14 reasons (minus 12) I write about the West.


1. It is my homeland. I was born and raised in the West. After leaving my small Western hometown for good after graduating from college, I have lived in half a dozen or so other places. But all of them are Western places, either on one edge or the other of the Great Basin, or on the Snake River Plain. Raised among sagebrush and cedar trees (western juniper, if you’re a botanist), my eyes are accustomed to far horizons and wide skies. And while I enjoy visiting forested places and the confinement of wall-to-wall green-tinted shade, it is direct sunlight and hard-edged shadows that tell me I am at home.

2. The story of the West is the story of America and the American people. For centuries, the stories of the West were told by the many tribes and bands of Indians who were, and are, here. Later, the story took on a Spanish accent with the arrival of Spanish and Mexican colonizers. French inflections arrived with the trappers. And, since Europeans arrived on the east coast of the continent, there has been a yearning to go west, and west they came. The resulting clashes and collaborations that continue yet today created a place unlike any other on earth.
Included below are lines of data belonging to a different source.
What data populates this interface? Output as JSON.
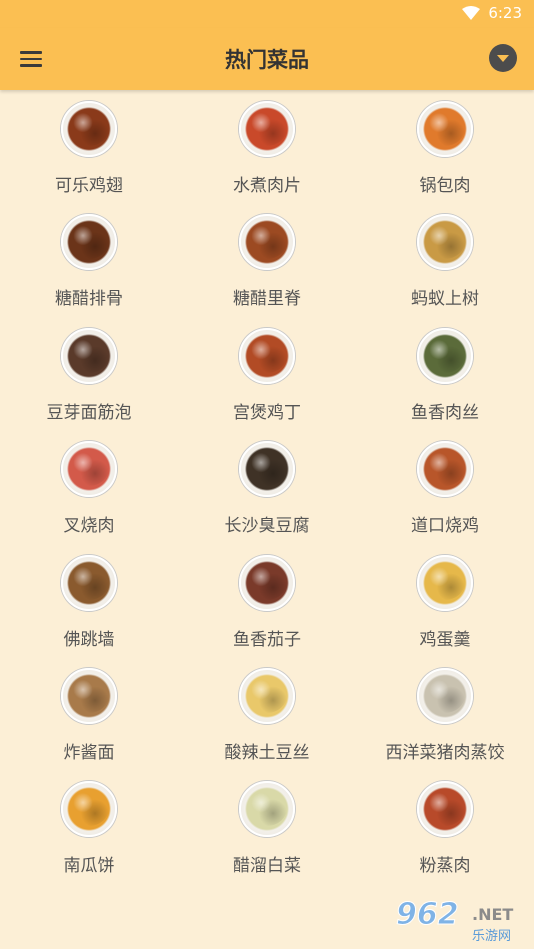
{
  "status_bar": {
    "time": "6:23",
    "icons": [
      "wifi-icon",
      "battery-icon"
    ]
  },
  "app_bar": {
    "title": "热门菜品",
    "menu_icon": "hamburger-menu-icon",
    "dropdown_icon": "chevron-down-icon"
  },
  "colors": {
    "app_bar": "#fbbf52",
    "background": "#fcefd6",
    "text": "#555555",
    "title": "#333333"
  },
  "dishes": [
    {
      "name": "可乐鸡翅",
      "color": "#8a3a1a"
    },
    {
      "name": "水煮肉片",
      "color": "#c9492a"
    },
    {
      "name": "锅包肉",
      "color": "#e07a2c"
    },
    {
      "name": "糖醋排骨",
      "color": "#6b3419"
    },
    {
      "name": "糖醋里脊",
      "color": "#9c4a22"
    },
    {
      "name": "蚂蚁上树",
      "color": "#c99a45"
    },
    {
      "name": "豆芽面筋泡",
      "color": "#5a3a2a"
    },
    {
      "name": "宫煲鸡丁",
      "color": "#b24b25"
    },
    {
      "name": "鱼香肉丝",
      "color": "#5b6b3a"
    },
    {
      "name": "叉烧肉",
      "color": "#d35a4a"
    },
    {
      "name": "长沙臭豆腐",
      "color": "#3f3226"
    },
    {
      "name": "道口烧鸡",
      "color": "#b8562a"
    },
    {
      "name": "佛跳墙",
      "color": "#8a5a2e"
    },
    {
      "name": "鱼香茄子",
      "color": "#7a3a2a"
    },
    {
      "name": "鸡蛋羹",
      "color": "#e6b84a"
    },
    {
      "name": "炸酱面",
      "color": "#a87a4a"
    },
    {
      "name": "酸辣土豆丝",
      "color": "#e9c86a"
    },
    {
      "name": "西洋菜猪肉蒸饺",
      "color": "#c9c2b0"
    },
    {
      "name": "南瓜饼",
      "color": "#e8a030"
    },
    {
      "name": "醋溜白菜",
      "color": "#d9d9a8"
    },
    {
      "name": "粉蒸肉",
      "color": "#b84a2a"
    }
  ],
  "watermark": {
    "number": "962",
    "domain": ".NET",
    "subtitle": "乐游网"
  }
}
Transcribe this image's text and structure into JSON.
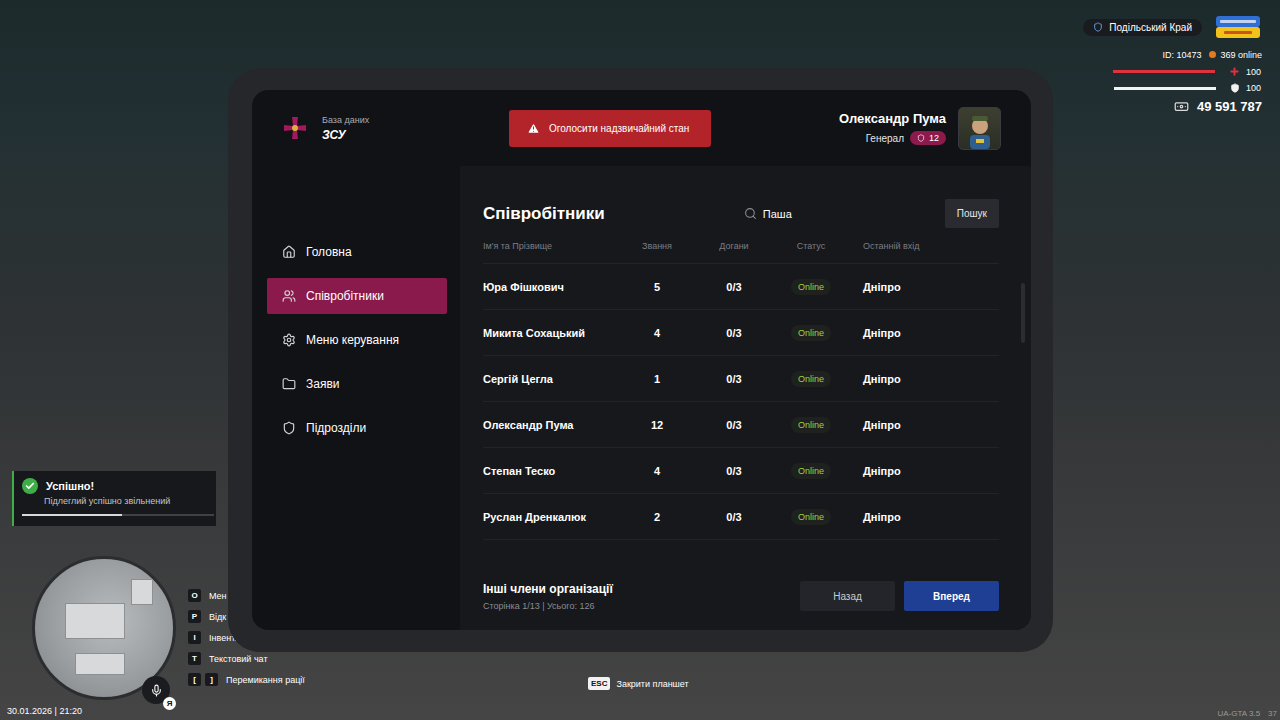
{
  "hud": {
    "server": "Подільський Край",
    "player_id": "ID: 10473",
    "online": "369 online",
    "health": {
      "reading": "100",
      "level": 1
    },
    "armor": {
      "reading": "100",
      "level": 1
    },
    "money": "49 591 787",
    "datetime": "30.01.2026 | 21:20",
    "version": "UA-GTA 3.5",
    "fps": "37"
  },
  "notification": {
    "title": "Успішно!",
    "message": "Підлеглий успішно звільнений",
    "level": 0.52
  },
  "keybinds": [
    {
      "keys": [
        "O"
      ],
      "label": "Мен"
    },
    {
      "keys": [
        "P"
      ],
      "label": "Відк"
    },
    {
      "keys": [
        "I"
      ],
      "label": "Інвент."
    },
    {
      "keys": [
        "T"
      ],
      "label": "Текстовий чат"
    },
    {
      "keys": [
        "[",
        "]"
      ],
      "label": "Перемикання рації"
    }
  ],
  "minimap": {
    "badge": "Я"
  },
  "close_hint": {
    "key": "ESC",
    "label": "Закрити планшет"
  },
  "tablet": {
    "brand": {
      "subtitle": "База даних",
      "title": "ЗСУ"
    },
    "alert_button": "Оголосити надзвичайний стан",
    "user": {
      "name": "Олександр Пума",
      "rank": "Генерал",
      "rank_level": "12"
    },
    "sidebar": {
      "items": [
        {
          "label": "Головна",
          "selected": false
        },
        {
          "label": "Співробітники",
          "selected": true
        },
        {
          "label": "Меню керування",
          "selected": false
        },
        {
          "label": "Заяви",
          "selected": false
        },
        {
          "label": "Підрозділи",
          "selected": false
        }
      ]
    },
    "page": {
      "title": "Співробітники",
      "search": {
        "value": "Паша",
        "button": "Пошук"
      },
      "table": {
        "columns": [
          "Ім'я та Прізвище",
          "Звання",
          "Догани",
          "Статус",
          "Останній вхід"
        ],
        "rows": [
          {
            "name": "Юра Фішкович",
            "rank": "5",
            "reprimands": "0/3",
            "status": "Online",
            "last_login": "Дніпро"
          },
          {
            "name": "Микита Сохацький",
            "rank": "4",
            "reprimands": "0/3",
            "status": "Online",
            "last_login": "Дніпро"
          },
          {
            "name": "Сергій Цегла",
            "rank": "1",
            "reprimands": "0/3",
            "status": "Online",
            "last_login": "Дніпро"
          },
          {
            "name": "Олександр Пума",
            "rank": "12",
            "reprimands": "0/3",
            "status": "Online",
            "last_login": "Дніпро"
          },
          {
            "name": "Степан Теско",
            "rank": "4",
            "reprimands": "0/3",
            "status": "Online",
            "last_login": "Дніпро"
          },
          {
            "name": "Руслан Дренкалюк",
            "rank": "2",
            "reprimands": "0/3",
            "status": "Online",
            "last_login": "Дніпро"
          }
        ]
      },
      "footer": {
        "title": "Інші члени організації",
        "pagination": "Сторінка 1/13 | Усього: 126",
        "buttons": [
          {
            "label": "Назад",
            "primary": false
          },
          {
            "label": "Вперед",
            "primary": true
          }
        ]
      }
    }
  }
}
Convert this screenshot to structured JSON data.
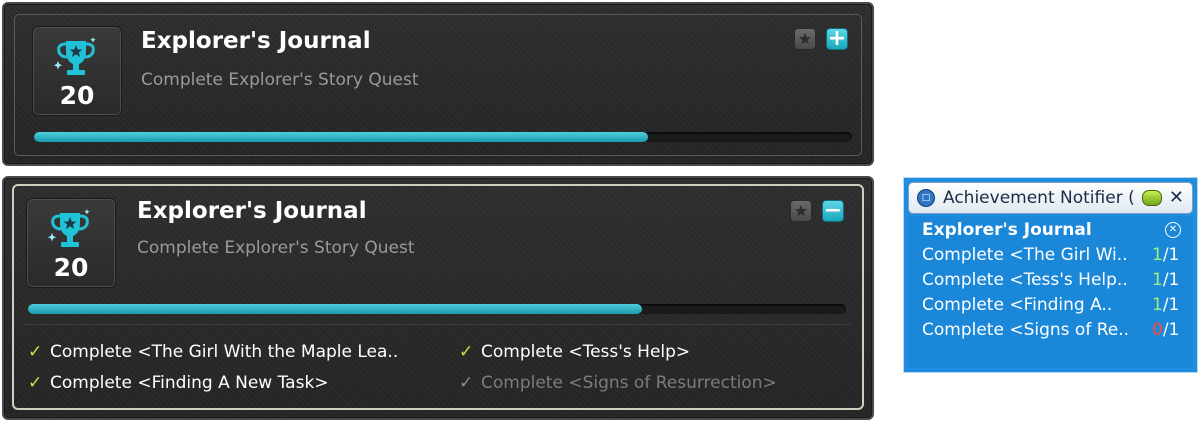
{
  "collapsed_card": {
    "title": "Explorer's Journal",
    "description": "Complete Explorer's Story Quest",
    "points": "20",
    "progress_fraction": 0.75,
    "icon": "trophy-icon",
    "expand_button_icon": "plus-icon",
    "favorite_button_icon": "star-icon"
  },
  "expanded_card": {
    "title": "Explorer's Journal",
    "description": "Complete Explorer's Story Quest",
    "points": "20",
    "progress_fraction": 0.75,
    "icon": "trophy-icon",
    "collapse_button_icon": "minus-icon",
    "favorite_button_icon": "star-icon",
    "tasks": [
      {
        "label": "Complete <The Girl With the Maple Lea..",
        "done": true
      },
      {
        "label": "Complete <Tess's Help>",
        "done": true
      },
      {
        "label": "Complete <Finding A New Task>",
        "done": true
      },
      {
        "label": "Complete <Signs of Resurrection>",
        "done": false
      }
    ]
  },
  "notifier": {
    "title": "Achievement Notifier (",
    "achievement": "Explorer's Journal",
    "rows": [
      {
        "label": "Complete <The Girl Wi..",
        "current": "1",
        "total": "/1"
      },
      {
        "label": "Complete <Tess's Help..",
        "current": "1",
        "total": "/1"
      },
      {
        "label": "Complete <Finding A..",
        "current": "1",
        "total": "/1"
      },
      {
        "label": "Complete <Signs of Re..",
        "current": "0",
        "total": "/1"
      }
    ],
    "colors": {
      "background": "#1f8ee0",
      "done": "#9ef07a",
      "not_done": "#ff4a3a"
    }
  }
}
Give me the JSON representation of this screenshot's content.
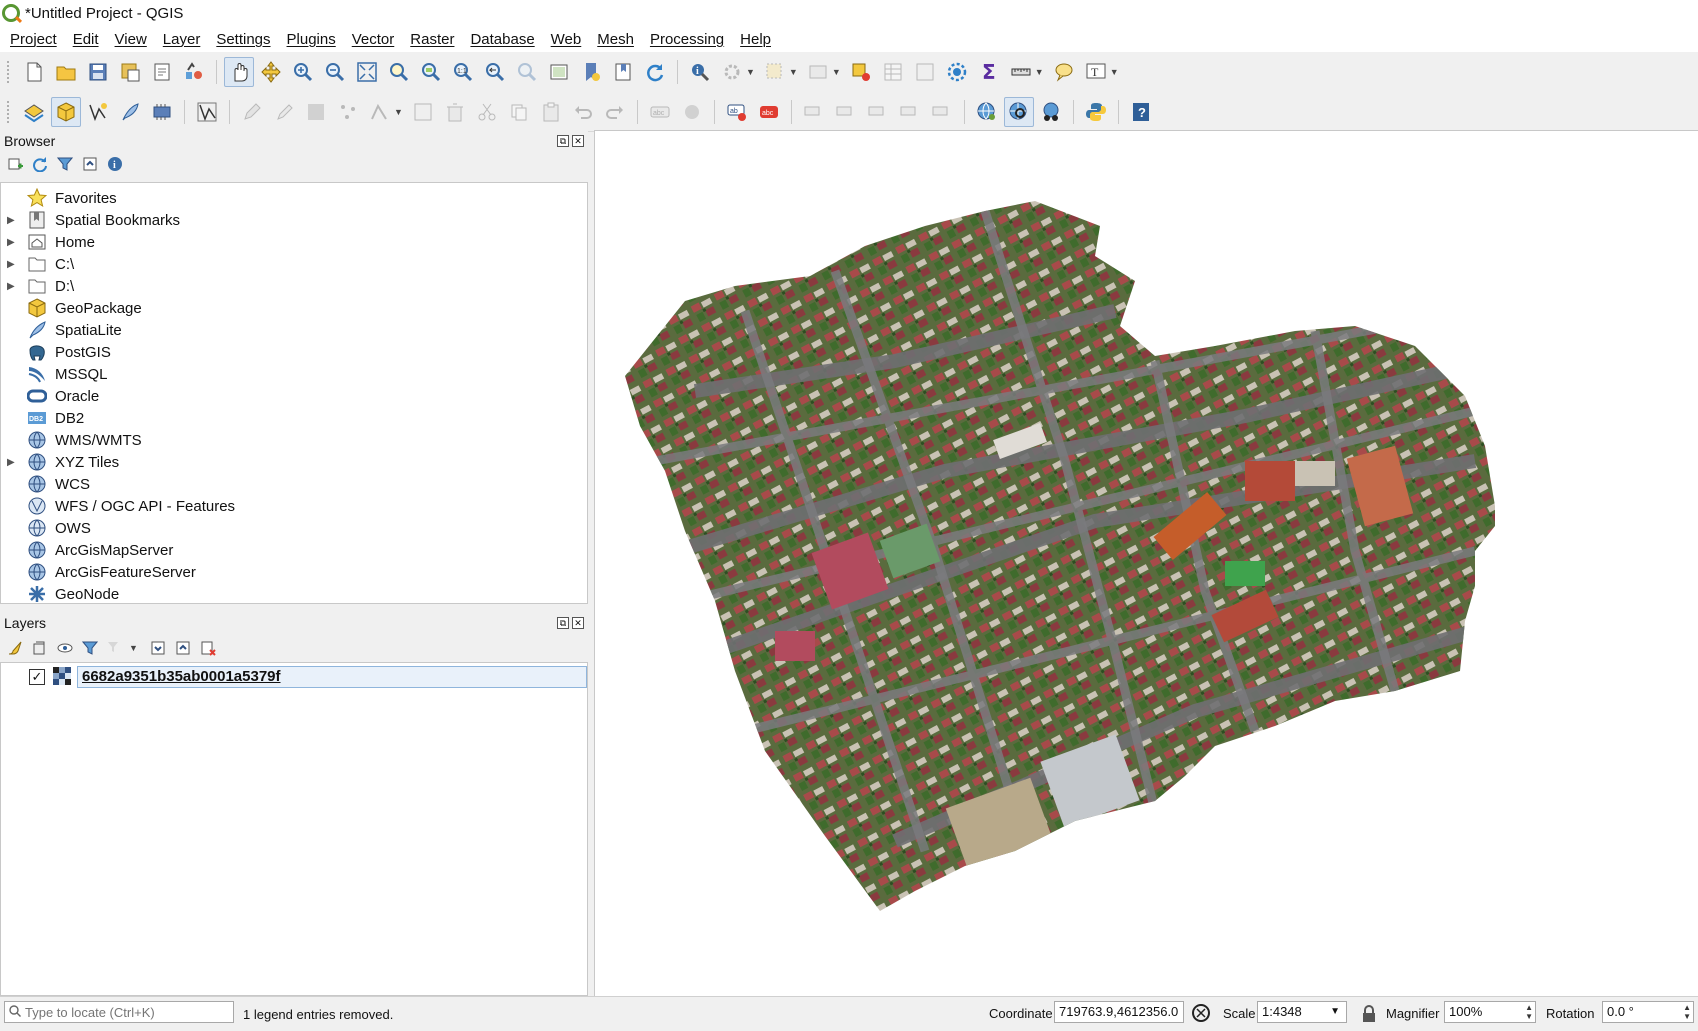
{
  "window": {
    "title": "*Untitled Project - QGIS"
  },
  "menus": [
    "Project",
    "Edit",
    "View",
    "Layer",
    "Settings",
    "Plugins",
    "Vector",
    "Raster",
    "Database",
    "Web",
    "Mesh",
    "Processing",
    "Help"
  ],
  "browser": {
    "title": "Browser",
    "items": [
      {
        "label": "Favorites",
        "icon": "star-icon",
        "expandable": false
      },
      {
        "label": "Spatial Bookmarks",
        "icon": "bookmark-icon",
        "expandable": true
      },
      {
        "label": "Home",
        "icon": "home-icon",
        "expandable": true
      },
      {
        "label": "C:\\",
        "icon": "folder-icon",
        "expandable": true
      },
      {
        "label": "D:\\",
        "icon": "folder-icon",
        "expandable": true
      },
      {
        "label": "GeoPackage",
        "icon": "geopackage-icon",
        "expandable": false
      },
      {
        "label": "SpatiaLite",
        "icon": "feather-icon",
        "expandable": false
      },
      {
        "label": "PostGIS",
        "icon": "elephant-icon",
        "expandable": false
      },
      {
        "label": "MSSQL",
        "icon": "mssql-icon",
        "expandable": false
      },
      {
        "label": "Oracle",
        "icon": "oracle-icon",
        "expandable": false
      },
      {
        "label": "DB2",
        "icon": "db2-icon",
        "expandable": false
      },
      {
        "label": "WMS/WMTS",
        "icon": "globe-icon",
        "expandable": false
      },
      {
        "label": "XYZ Tiles",
        "icon": "globe-icon",
        "expandable": true
      },
      {
        "label": "WCS",
        "icon": "globe-icon",
        "expandable": false
      },
      {
        "label": "WFS / OGC API - Features",
        "icon": "globe-icon",
        "expandable": false
      },
      {
        "label": "OWS",
        "icon": "globe-icon",
        "expandable": false
      },
      {
        "label": "ArcGisMapServer",
        "icon": "globe-icon",
        "expandable": false
      },
      {
        "label": "ArcGisFeatureServer",
        "icon": "globe-icon",
        "expandable": false
      },
      {
        "label": "GeoNode",
        "icon": "geonode-icon",
        "expandable": false
      }
    ]
  },
  "layers": {
    "title": "Layers",
    "items": [
      {
        "name": "6682a9351b35ab0001a5379f",
        "checked": true,
        "icon": "raster-icon"
      }
    ]
  },
  "status": {
    "locator_placeholder": "Type to locate (Ctrl+K)",
    "message": "1 legend entries removed.",
    "coordinate_label": "Coordinate",
    "coordinate_value": "719763.9,4612356.0",
    "scale_label": "Scale",
    "scale_value": "1:4348",
    "magnifier_label": "Magnifier",
    "magnifier_value": "100%",
    "rotation_label": "Rotation",
    "rotation_value": "0.0 °"
  },
  "colors": {
    "accent": "#589632",
    "highlight": "#e9f1fa",
    "qgis_orange": "#ee7913"
  }
}
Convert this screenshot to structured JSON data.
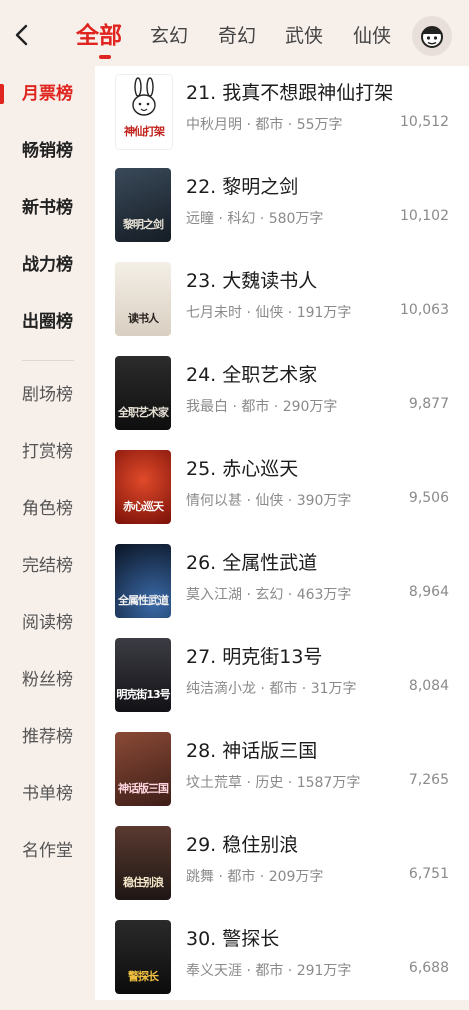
{
  "header": {
    "tabs": [
      {
        "label": "全部",
        "active": true
      },
      {
        "label": "玄幻",
        "active": false
      },
      {
        "label": "奇幻",
        "active": false
      },
      {
        "label": "武侠",
        "active": false
      },
      {
        "label": "仙侠",
        "active": false
      }
    ],
    "back_icon": "chevron-left-icon",
    "avatar_icon": "user-avatar-icon",
    "accent_color": "#e0241f"
  },
  "sidebar": {
    "items": [
      {
        "label": "月票榜",
        "active": true
      },
      {
        "label": "畅销榜"
      },
      {
        "label": "新书榜"
      },
      {
        "label": "战力榜"
      },
      {
        "label": "出圈榜"
      },
      {
        "label": "剧场榜"
      },
      {
        "label": "打赏榜"
      },
      {
        "label": "角色榜"
      },
      {
        "label": "完结榜"
      },
      {
        "label": "阅读榜"
      },
      {
        "label": "粉丝榜"
      },
      {
        "label": "推荐榜"
      },
      {
        "label": "书单榜"
      },
      {
        "label": "名作堂"
      }
    ]
  },
  "books": [
    {
      "title": "21. 我真不想跟神仙打架",
      "meta": "中秋月明 · 都市 · 55万字",
      "votes": "10,512",
      "cover_text": "神仙打架",
      "cover_color": "#ffffff",
      "cover_text_color": "#c0221b"
    },
    {
      "title": "22. 黎明之剑",
      "meta": "远瞳 · 科幻 · 580万字",
      "votes": "10,102",
      "cover_text": "黎明之剑",
      "cover_color": "#2b3440",
      "cover_text_color": "#e8e2d5"
    },
    {
      "title": "23. 大魏读书人",
      "meta": "七月未时 · 仙侠 · 191万字",
      "votes": "10,063",
      "cover_text": "读书人",
      "cover_color": "#efe9e0",
      "cover_text_color": "#2a2320"
    },
    {
      "title": "24. 全职艺术家",
      "meta": "我最白 · 都市 · 290万字",
      "votes": "9,877",
      "cover_text": "全职艺术家",
      "cover_color": "#1c1c1c",
      "cover_text_color": "#e6e0d5"
    },
    {
      "title": "25. 赤心巡天",
      "meta": "情何以甚 · 仙侠 · 390万字",
      "votes": "9,506",
      "cover_text": "赤心巡天",
      "cover_color": "#a52014",
      "cover_text_color": "#ffffff"
    },
    {
      "title": "26. 全属性武道",
      "meta": "莫入江湖 · 玄幻 · 463万字",
      "votes": "8,964",
      "cover_text": "全属性武道",
      "cover_color": "#14223a",
      "cover_text_color": "#f0f0f0"
    },
    {
      "title": "27. 明克街13号",
      "meta": "纯洁滴小龙 · 都市 · 31万字",
      "votes": "8,084",
      "cover_text": "明克街13号",
      "cover_color": "#2a2a30",
      "cover_text_color": "#ffffff"
    },
    {
      "title": "28. 神话版三国",
      "meta": "坟土荒草 · 历史 · 1587万字",
      "votes": "7,265",
      "cover_text": "神话版三国",
      "cover_color": "#6d3a2a",
      "cover_text_color": "#ffd6e0"
    },
    {
      "title": "29. 稳住别浪",
      "meta": "跳舞 · 都市 · 209万字",
      "votes": "6,751",
      "cover_text": "稳住别浪",
      "cover_color": "#3a2c2a",
      "cover_text_color": "#f4e6c8"
    },
    {
      "title": "30. 警探长",
      "meta": "奉义天涯 · 都市 · 291万字",
      "votes": "6,688",
      "cover_text": "警探长",
      "cover_color": "#1e1e1e",
      "cover_text_color": "#f0c040"
    }
  ]
}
Whether it is writing history, fiction, poetry, or reporting the stories and lives of modern-day Westerners, there are stories to be told about the American West—and those stories will never run out. And, I believe, those stories can and will say more about the world than any other stories can tell.



Tuesday, October 1, 2019

Remembering.


No one becomes a writer alone. Although it is a solitary pursuit, the pursuit of writing requires saddle pals to blaze the trail, to lead the way, to lend a hand.
There have been many writers I consider saddle pals who have ridden off into that sunset of the great beyond. In one way or another, in ways large and small, they have helped me in my attempts to be a writer. And I will never forget that. Or them.
Here are the names of some of those saddle pals. Some you may recognize, some not. But all are heroes in their own way—at least to me, and, I suspect, many others.
·         Dale Walker—historian, writer, and editor extraordinaire
·         Elmer Kelton—gentleman and all-time great Western writer
·         Dusty Richards—made a career of helping other writers find a career  
·         Frank Roderus—ever encouraging, ever helpful, ever informative
·         Don Kennington—kind and considerate, talented beyond measure
·         Pat Richardson—rollicking rhymester steeped in wry humor
Even though they are gone, for me they will never go away.